In response to the controversy, Sanders announced that the magazine's fall 2008 issue would be the last. Sanders stated that "Perhaps the biggest one is the ongoing failure to develop a broad support base. Not that we've ever hurt for money — we've always been able to pay the writers, if not pro rates, at least considerably better than the average free webzine - but as things have turned out, the support has come mainly from a small number of amazingly generous donors, rather than over a wide range of the readership." On January 1, 2009, the Helix archives were removed from the web and replaced with an explanation for the magazine's demise and links to several of the stories at other locations. Sanders then deleted the magazine's website.

== Critical reception and awards ==

According to The Encyclopedia of Science Fiction, Helix SF was "generally praised for the quality of its fiction and poetry." The magazine was also noted for having almost half the published stories written by women, perhaps the only genre magazine of the time to do this.

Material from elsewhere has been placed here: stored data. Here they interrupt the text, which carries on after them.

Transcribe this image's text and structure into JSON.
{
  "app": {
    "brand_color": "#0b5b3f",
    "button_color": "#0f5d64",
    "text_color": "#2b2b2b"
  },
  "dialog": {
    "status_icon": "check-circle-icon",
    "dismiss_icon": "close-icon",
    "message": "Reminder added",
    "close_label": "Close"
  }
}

The magazine was nominated for the 2008 Hugo Award for Best Semiprozine. Works published in the magazine won and were finalists for a number of awards. These include:

- "Captive Girl" by Jennifer Pelland, published in the Fall 2006 issue, was a finalist for the 2007 Nebula Award for Best Short Story;
- "Thirteen Ways of Looking at a Black Hole" by Lawrence Schimel, published in the Winter 2007 issue, took the 3rd place in the 2007 Rhysling Award in the short poem category;
- "The Button Bin" by Mike Allen, published in the Fall 2007 issue, was a finalist for the 2008 Nebula Award for Best Short Story.
- "Search" by Geoffrey A. Landis, published in the Fall 2008 issue, won the long form Rhysling Award in 2009.

== Authors published ==

Authors published in Helix SF included Jayme Lynn Blaschke, Bruce Boston, Adam-Troy Castro, Melanie Fletcher, Esther Friesner, Janis Ian, N. K. Jemisin, Jay Lake, Vera Nazarian, Michael H. Payne, Peg Robinson, Jane Yolen, and Steven H Silver.